3 thoughts on “Clean”
Well Colleen that's it now your last weekend on this amazing journey!!!
Your feelings must be a bit emotional now knowing that you are almost done.
The feeling of relief that your at the end, no more walking. To see family again but possibly not see the faces you have met along the way again.
Tha fact that you could do it and you did!! Because I'm quite sure you will now get there. But never doughted that you wouldn't.
The thoughts and memories that you now have I can't wait to hear.
Hope the rain has subsided a bit so you can finish in the dry and enjoy your last few days on the rocky roads.
Take care my so brave little sis. Love you and very very proud.x
Well, I didn't do the last hundred kms for several reasons, one being time and another the crowds – after the solitude of the Camino, the noise and bustle are a bit off-putting. but I did love Santiago and met Ed and Tim there as they celebrated the end of their cycle ride (10 days) along the Camino. And I had only done 250 km in that time!
But even with two passports and 700 kms covered, they didn't give me a compostella for the pilgrimage. I was too tired to be upset but one day will finish the last 150 and qualify.
Hope you are still walking well and beginning to feel the euphoria of the last kms. And the absolute joy of being able to stop walking.
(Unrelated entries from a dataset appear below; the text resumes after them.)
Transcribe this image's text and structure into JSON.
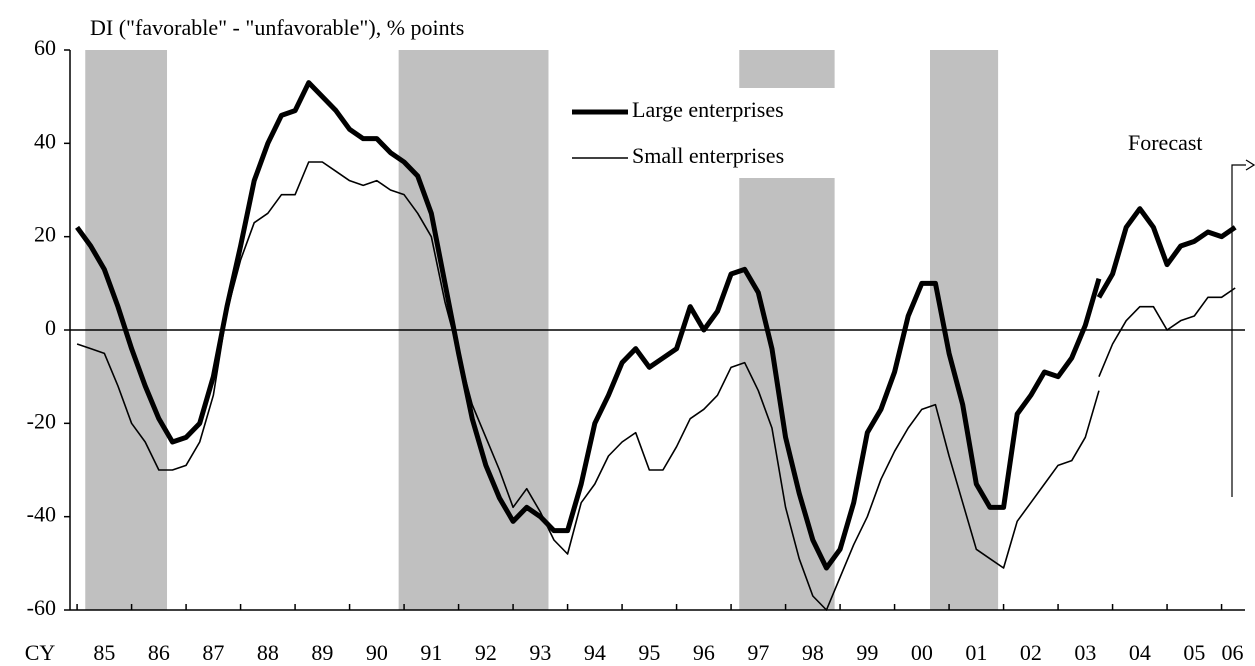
{
  "chart_data": {
    "type": "line",
    "y_label": "DI (\"favorable\" - \"unfavorable\"), % points",
    "x_prefix": "CY",
    "annotation": "Forecast",
    "xlim": [
      1984.87,
      2006.43
    ],
    "xticks": [
      {
        "value": 1985.5,
        "label": "85"
      },
      {
        "value": 1986.5,
        "label": "86"
      },
      {
        "value": 1987.5,
        "label": "87"
      },
      {
        "value": 1988.5,
        "label": "88"
      },
      {
        "value": 1989.5,
        "label": "89"
      },
      {
        "value": 1990.5,
        "label": "90"
      },
      {
        "value": 1991.5,
        "label": "91"
      },
      {
        "value": 1992.5,
        "label": "92"
      },
      {
        "value": 1993.5,
        "label": "93"
      },
      {
        "value": 1994.5,
        "label": "94"
      },
      {
        "value": 1995.5,
        "label": "95"
      },
      {
        "value": 1996.5,
        "label": "96"
      },
      {
        "value": 1997.5,
        "label": "97"
      },
      {
        "value": 1998.5,
        "label": "98"
      },
      {
        "value": 1999.5,
        "label": "99"
      },
      {
        "value": 2000.5,
        "label": "00"
      },
      {
        "value": 2001.5,
        "label": "01"
      },
      {
        "value": 2002.5,
        "label": "02"
      },
      {
        "value": 2003.5,
        "label": "03"
      },
      {
        "value": 2004.5,
        "label": "04"
      },
      {
        "value": 2005.5,
        "label": "05"
      },
      {
        "value": 2006.2,
        "label": "06"
      }
    ],
    "ylim": [
      -60,
      60
    ],
    "yticks": [
      -60,
      -40,
      -20,
      0,
      20,
      40,
      60
    ],
    "shaded": [
      [
        1985.15,
        1986.65
      ],
      [
        1990.9,
        1993.65
      ],
      [
        1997.15,
        1998.9
      ],
      [
        2000.65,
        2001.9
      ]
    ],
    "shade_color": "#c0c0c0",
    "series": [
      {
        "name": "Large enterprises",
        "color": "#000000",
        "width": 5,
        "pieces": [
          {
            "x": [
              1985,
              1985.25,
              1985.5,
              1985.75,
              1986,
              1986.25,
              1986.5,
              1986.75,
              1987,
              1987.25,
              1987.5,
              1987.75,
              1988,
              1988.25,
              1988.5,
              1988.75,
              1989,
              1989.25,
              1989.5,
              1989.75,
              1990,
              1990.25,
              1990.5,
              1990.75,
              1991,
              1991.25,
              1991.5,
              1991.75,
              1992,
              1992.25,
              1992.5,
              1992.75,
              1993,
              1993.25,
              1993.5,
              1993.75,
              1994,
              1994.25,
              1994.5,
              1994.75,
              1995,
              1995.25,
              1995.5,
              1995.75,
              1996,
              1996.25,
              1996.5,
              1996.75,
              1997,
              1997.25,
              1997.5,
              1997.75,
              1998,
              1998.25,
              1998.5,
              1998.75,
              1999,
              1999.25,
              1999.5,
              1999.75,
              2000,
              2000.25,
              2000.5,
              2000.75,
              2001,
              2001.25,
              2001.5,
              2001.75,
              2002,
              2002.25,
              2002.5,
              2002.75,
              2003,
              2003.25,
              2003.5,
              2003.75
            ],
            "values": [
              22,
              18,
              13,
              5,
              -4,
              -12,
              -19,
              -24,
              -23,
              -20,
              -10,
              5,
              18,
              32,
              40,
              46,
              47,
              53,
              50,
              47,
              43,
              41,
              41,
              38,
              36,
              33,
              25,
              10,
              -5,
              -19,
              -29,
              -36,
              -41,
              -38,
              -40,
              -43,
              -43,
              -33,
              -20,
              -14,
              -7,
              -4,
              -8,
              -6,
              -4,
              5,
              0,
              4,
              12,
              13,
              8,
              -4,
              -23,
              -35,
              -45,
              -51,
              -47,
              -37,
              -22,
              -17,
              -9,
              3,
              10,
              10,
              -5,
              -16,
              -33,
              -38,
              -38,
              -18,
              -14,
              -9,
              -10,
              -6,
              1,
              11
            ]
          },
          {
            "x": [
              2003.75,
              2004,
              2004.25,
              2004.5,
              2004.75,
              2005,
              2005.25,
              2005.5,
              2005.75,
              2006,
              2006.25
            ],
            "values": [
              7,
              12,
              22,
              26,
              22,
              14,
              18,
              19,
              21,
              20,
              22
            ]
          }
        ]
      },
      {
        "name": "Small enterprises",
        "color": "#000000",
        "width": 1.6,
        "pieces": [
          {
            "x": [
              1985,
              1985.25,
              1985.5,
              1985.75,
              1986,
              1986.25,
              1986.5,
              1986.75,
              1987,
              1987.25,
              1987.5,
              1987.75,
              1988,
              1988.25,
              1988.5,
              1988.75,
              1989,
              1989.25,
              1989.5,
              1989.75,
              1990,
              1990.25,
              1990.5,
              1990.75,
              1991,
              1991.25,
              1991.5,
              1991.75,
              1992,
              1992.25,
              1992.5,
              1992.75,
              1993,
              1993.25,
              1993.5,
              1993.75,
              1994,
              1994.25,
              1994.5,
              1994.75,
              1995,
              1995.25,
              1995.5,
              1995.75,
              1996,
              1996.25,
              1996.5,
              1996.75,
              1997,
              1997.25,
              1997.5,
              1997.75,
              1998,
              1998.25,
              1998.5,
              1998.75,
              1999,
              1999.25,
              1999.5,
              1999.75,
              2000,
              2000.25,
              2000.5,
              2000.75,
              2001,
              2001.25,
              2001.5,
              2001.75,
              2002,
              2002.25,
              2002.5,
              2002.75,
              2003,
              2003.25,
              2003.5,
              2003.75
            ],
            "values": [
              -3,
              -4,
              -5,
              -12,
              -20,
              -24,
              -30,
              -30,
              -29,
              -24,
              -14,
              4,
              15,
              23,
              25,
              29,
              29,
              36,
              36,
              34,
              32,
              31,
              32,
              30,
              29,
              25,
              20,
              6,
              -5,
              -16,
              -23,
              -30,
              -38,
              -34,
              -39,
              -45,
              -48,
              -37,
              -33,
              -27,
              -24,
              -22,
              -30,
              -30,
              -25,
              -19,
              -17,
              -14,
              -8,
              -7,
              -13,
              -21,
              -38,
              -49,
              -57,
              -60,
              -53,
              -46,
              -40,
              -32,
              -26,
              -21,
              -17,
              -16,
              -27,
              -37,
              -47,
              -49,
              -51,
              -41,
              -37,
              -33,
              -29,
              -28,
              -23,
              -13
            ]
          },
          {
            "x": [
              2003.75,
              2004,
              2004.25,
              2004.5,
              2004.75,
              2005,
              2005.25,
              2005.5,
              2005.75,
              2006,
              2006.25
            ],
            "values": [
              -10,
              -3,
              2,
              5,
              5,
              0,
              2,
              3,
              7,
              7,
              9
            ]
          }
        ]
      }
    ]
  }
}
I still walked all round Santiago three times because it didn't seem natural to stop moving!!
Good luck with the final stages – We can't imagine you falling by the wayside – as the song goes – “Whoso beset her round, With dismal stories, Do but themselves confound, Her strength the more is.” – not good word order but that's poetic licence …. and the thought is there!
Expect to feel footsore for several days but that won't trouble you at all!!
Not far to go now, darling girl!
Best of all, look out for your first sight of the cathedral in Santiago whilst you are still a long way off and absorb the festive atmosphere walking into town.
A MUST-DO, get up on the roof of the Cathedral on one of their guided tours. Not just for the views, but to see the bishop's appartments and to see his dining room with stone depictions of some musical instruments now no longer in existence.
I was given a tip which you may or may not want to do. I was told to get to the cathedral one morning early, say before 7 am and certainly before the first tourists crowd in. Then just to sit there and do NOTHING.
For me it was deffo one of the hightlights not to be missed. Completely different atmosphere from all the noise and show biz stuff.
Just being quiet for a few minutes, quite ALONE. Makes the hairs stand on the back of my neck just telling you about this!